The study, which included publishers such as Business Insider, Mail Online, The New York Times, Turner, Wall Street Journal, The Washington Post and Watson Advertising, looked at the total available inventory across all exchanges.
DSPs provided anonymous data, for a single day in August, showing on the number of unique exchanges, unique publisher IDs, and number of impression callouts for the 26 domains owned by the participating publishers. The publishers then compared the DSP data against their own advertising system data.
What they found
The analysis found that video callouts—an impression available as inventory on a DSP—were overstated by 57 times the available inventory, representing about 700 million counterfeit callouts per day.
Display callouts were overstated by four times the available inventory, representing billions of counterfeit callouts per day.

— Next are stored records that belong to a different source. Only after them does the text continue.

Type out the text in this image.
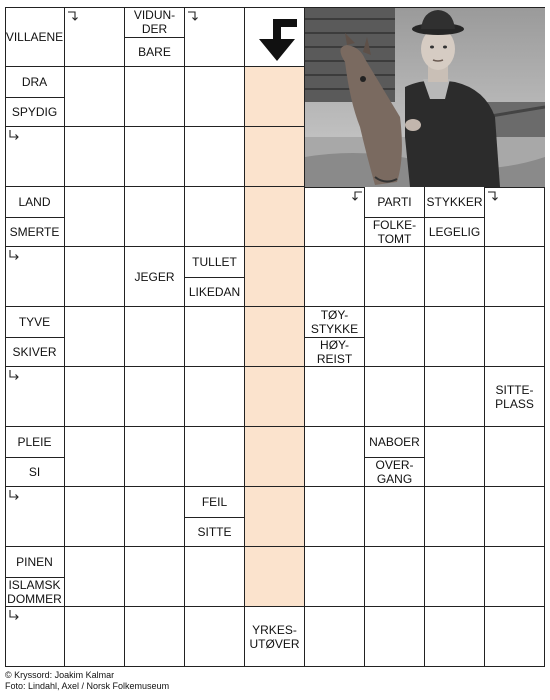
VILLAENE
VIDUN-
DER
BARE
DRA
SPYDIG
LAND
SMERTE
PARTI
FOLKE-
TOMT
STYKKER
LEGELIG
JEGER
TULLET
LIKEDAN
TYVE
SKIVER
TØY-
STYKKE
HØY-
REIST
SITTE-
PLASS
PLEIE
SI
NABOER
OVER-
GANG
FEIL
SITTE
PINEN
ISLAMSK
DOMMER
YRKES-
UTØVER
© Kryssord: Joakim Kalmar
Foto: Lindahl, Axel / Norsk Folkemuseum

This counterfeit inventory was not concentrated to small number of technology platforms, but was spread out across the ecosystem.
Publishers in the study reported using on average 12 exchanges with 28 accounts to sell display, and two exchanges with six accounts to sell video.
However, the DSPs found their inventory available across 22 exchange and 129 accounts for display and 26 exchanges across over 1,000 accounts for video, on average.
These counterfeit impressions are created when a bad seller replaces the URL of a low quality site with a premium publisher URL, or a fraudster creates fake impressions and labels them with a high quality publisher’s URL.
Then, the counterfeiters send their fake inventory to auction at multiple exchanges and SSPs, without the knowledge of the publishers they’re impersonating, to trick advertisers into thinking they are buying premium publisher inventory. By hiding in the digital supply chain, counterfeiters are robbing premium publishers of revenue they deserve, and tricking advertisers into buying mislabelled and potentially unsafe inventory.
Criminal activity
"The results of this study confirm that ads.txt needs to be adopted as rapidly as possible to cut off the flow of counterfeit website inventory," Dennis Buchheim, senior vice-president and general manager, IAB Tech Lab, which helms the ads.txt initiative, said. "It is critical that the industry comes together to put a stop to criminal activity and secure the health of the supply chain."
The report recommended that advertisers should start demanding that their campaigns run only on authorised inventory, as defined by publishers’ ads.txt files, or work directly with their preferred publisher brands.
"If they’re not buying authorised inventory, they risk having their ads appear on counterfeit, low quality, websites when they think they’re appearing somewhere else," the report recommended.
"If the industry is going to seriously take on counterfeit inventory, publishers need to immediately get behind ads.txt otherwise this problem will linger and continue to hurt both brands and publishers," Jana Meron, vice-president of programmatic and data strategy at Business Insider, said.
Ads.txt is an "elegant solution", Jason Tollestrup, director of programmatic advertising and business intelligence at The Washington Post, commented. "As a simple text file, this is an easy solution for other publishers to implement, helping eliminate most all counterfeit inventory."